TM: Ready Player One is very nostalgia-focused, but it’s also very future-focused. And those two things almost always play in opposition to each other.

TS: Steven said the coolest thing at our panel at Comic-Con last year: “When I read Ready Player One, it was the most amazing flash-forward but also flashback.”

EC: The internet in the late nineties and early aughts was the rise of this new technology. Now you never have to wonder about a movie title or the name of an actress or that cartoon you used to watch—you can find it instantly. One of the reasons why I’m so nostalgic for the eighties is because of the technology of the late seventies and the early eighties. That’s when the first home video-game console, Atari, became available. It changed my life. The VCR was like a bomb dropped on my childhood. I could suddenly watch Star Wars over and over again and analyze it? Those early video games and computers that changed our culture led us on the path to what we are now: a hyper-technological civilization where we’re all tethered to the internet every second of every day. It feels like the future sometimes.

TM: What parts of the story resonate most with you, Tye, as someone who didn’t live through that stuff?

TS: The major theme that I take away is accepting yourself for who you are. There’s a line in the movie: “Embrace reality, because reality is the only thing that is real.” If you look at this day and age, we all have social media, and we’re all posting pictures, and we can all create this whole digital image. People see that and then they believe that’s the person we really are, when truly it’s just an extension of ourselves. There’s another line in the film: “You only see what I want you to see.”

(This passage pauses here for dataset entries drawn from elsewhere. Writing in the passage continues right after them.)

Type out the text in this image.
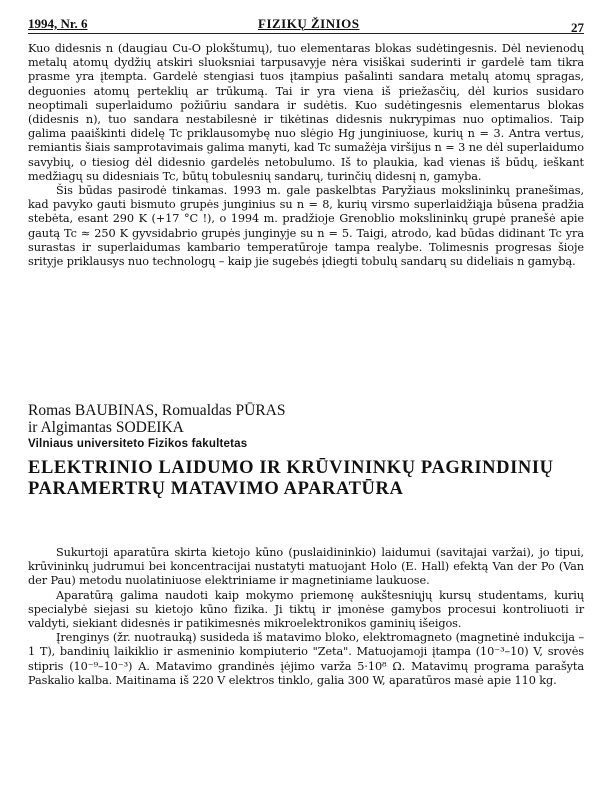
1994, Nr. 6	FIZIKŲ ŽINIOS	27

Kuo didesnis n (daugiau Cu-O plokštumų), tuo elementaras blokas sudėtingesnis. Dėl nevienodų metalų atomų dydžių atskiri sluoksniai tarpusavyje nėra visiškai suderinti ir gardelė tam tikra prasme yra įtempta. Gardelė stengiasi tuos įtampius pašalinti sandara metalų atomų spragas, deguonies atomų perteklių ar trūkumą. Tai ir yra viena iš priežasčių, dėl kurios susidaro neoptimali superlaidumo požiūriu sandara ir sudėtis. Kuo sudėtingesnis elementarus blokas (didesnis n), tuo sandara nestabilesnė ir tikėtinas didesnis nukrypimas nuo optimalios. Taip galima paaiškinti didelę Tc priklausomybę nuo slėgio Hg junginiuose, kurių n = 3. Antra vertus, remiantis šiais samprotavimais galima manyti, kad Tc sumažėja viršijus n = 3 ne dėl superlaidumo savybių, o tiesiog dėl didesnio gardelės netobulumo. Iš to plaukia, kad vienas iš būdų, ieškant medžiagų su didesniais Tc, būtų tobulesnių sandarų, turinčių didesnį n, gamyba.

Šis būdas pasirodė tinkamas. 1993 m. gale paskelbtas Paryžiaus mokslininkų pranešimas, kad pavyko gauti bismuto grupės junginius su n = 8, kurių virsmo superlaidžiąja būsena pradžia stebėta, esant 290 K (+17 °C !), o 1994 m. pradžioje Grenoblio mokslininkų grupė pranešė apie gautą Tc ≈ 250 K gyvsidabrio grupės junginyje su n = 5. Taigi, atrodo, kad būdas didinant Tc yra surastas ir superlaidumas kambario temperatūroje tampa realybe. Tolimesnis progresas šioje srityje priklausys nuo technologų – kaip jie sugebės įdiegti tobulų sandarų su dideliais n gamybą.

Romas BAUBINAS, Romualdas PŪRAS
ir Algimantas SODEIKA
Vilniaus universiteto Fizikos fakultetas
ELEKTRINIO LAIDUMO IR KRŪVININKŲ PAGRINDINIŲ PARAMERTRŲ MATAVIMO APARATŪRA

Sukurtoji aparatūra skirta kietojo kūno (puslaidininkio) laidumui (savitajai varžai), jo tipui, krūvininkų judrumui bei koncentracijai nustatyti matuojant Holo (E. Hall) efektą Van der Po (Van der Pau) metodu nuolatiniuose elektriniame ir magnetiniame laukuose.

Aparatūrą galima naudoti kaip mokymo priemonę aukštesniųjų kursų studentams, kurių specialybė siejasi su kietojo kūno fizika. Ji tiktų ir įmonėse gamybos procesui kontroliuoti ir valdyti, siekiant didesnės ir patikimesnės mikroelektronikos gaminių išeigos.

Įrenginys (žr. nuotrauką) susideda iš matavimo bloko, elektromagneto (magnetinė indukcija – 1 T), bandinių laikiklio ir asmeninio kompiuterio "Zeta". Matuojamoji įtampa (10⁻³–10) V, srovės stipris (10⁻⁹–10⁻³) A. Matavimo grandinės įėjimo varža 5·10⁸ Ω. Matavimų programa parašyta Paskalio kalba. Maitinama iš 220 V elektros tinklo, galia 300 W, aparatūros masė apie 110 kg.
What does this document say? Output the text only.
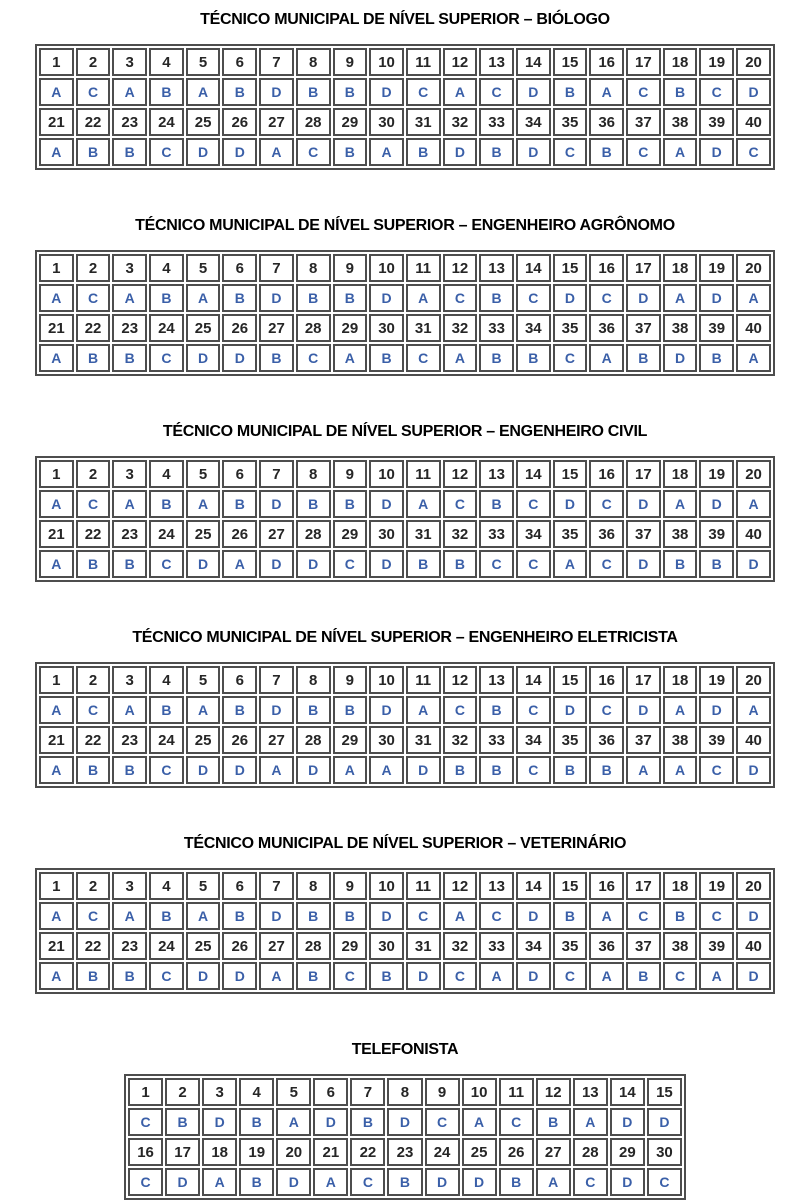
TÉCNICO MUNICIPAL DE NÍVEL SUPERIOR – BIÓLOGO
1	2	3	4	5	6	7	8	9	10	11	12	13	14	15	16	17	18	19	20
A	C	A	B	A	B	D	B	B	D	C	A	C	D	B	A	C	B	C	D
21	22	23	24	25	26	27	28	29	30	31	32	33	34	35	36	37	38	39	40
A	B	B	C	D	D	A	C	B	A	B	D	B	D	C	B	C	A	D	C
TÉCNICO MUNICIPAL DE NÍVEL SUPERIOR – ENGENHEIRO AGRÔNOMO
1	2	3	4	5	6	7	8	9	10	11	12	13	14	15	16	17	18	19	20
A	C	A	B	A	B	D	B	B	D	A	C	B	C	D	C	D	A	D	A
21	22	23	24	25	26	27	28	29	30	31	32	33	34	35	36	37	38	39	40
A	B	B	C	D	D	B	C	A	B	C	A	B	B	C	A	B	D	B	A
TÉCNICO MUNICIPAL DE NÍVEL SUPERIOR – ENGENHEIRO CIVIL
1	2	3	4	5	6	7	8	9	10	11	12	13	14	15	16	17	18	19	20
A	C	A	B	A	B	D	B	B	D	A	C	B	C	D	C	D	A	D	A
21	22	23	24	25	26	27	28	29	30	31	32	33	34	35	36	37	38	39	40
A	B	B	C	D	A	D	D	C	D	B	B	C	C	A	C	D	B	B	D
TÉCNICO MUNICIPAL DE NÍVEL SUPERIOR – ENGENHEIRO ELETRICISTA
1	2	3	4	5	6	7	8	9	10	11	12	13	14	15	16	17	18	19	20
A	C	A	B	A	B	D	B	B	D	A	C	B	C	D	C	D	A	D	A
21	22	23	24	25	26	27	28	29	30	31	32	33	34	35	36	37	38	39	40
A	B	B	C	D	D	A	D	A	A	D	B	B	C	B	B	A	A	C	D
TÉCNICO MUNICIPAL DE NÍVEL SUPERIOR – VETERINÁRIO
1	2	3	4	5	6	7	8	9	10	11	12	13	14	15	16	17	18	19	20
A	C	A	B	A	B	D	B	B	D	C	A	C	D	B	A	C	B	C	D
21	22	23	24	25	26	27	28	29	30	31	32	33	34	35	36	37	38	39	40
A	B	B	C	D	D	A	B	C	B	D	C	A	D	C	A	B	C	A	D
TELEFONISTA
1	2	3	4	5	6	7	8	9	10	11	12	13	14	15
C	B	D	B	A	D	B	D	C	A	C	B	A	D	D
16	17	18	19	20	21	22	23	24	25	26	27	28	29	30
C	D	A	B	D	A	C	B	D	D	B	A	C	D	C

EC: That’s all straight from the book.

TS: To me, that was the heart of the story, because it wasn’t just a flash-forward—this is happening now. I have a seventeen-year-old sister who has an Instagram account, and every once in a while, I hear her make a comment about people that she sees and compares herself with, and part of me is like, “Don’t. You’re great. Look up and embrace who you are, because you’re beautiful. And although that person may be beautiful as well, they’re showing you things that they want to show you.” I hope this movie will help that in some way.

This interview has been edited for clarity and length.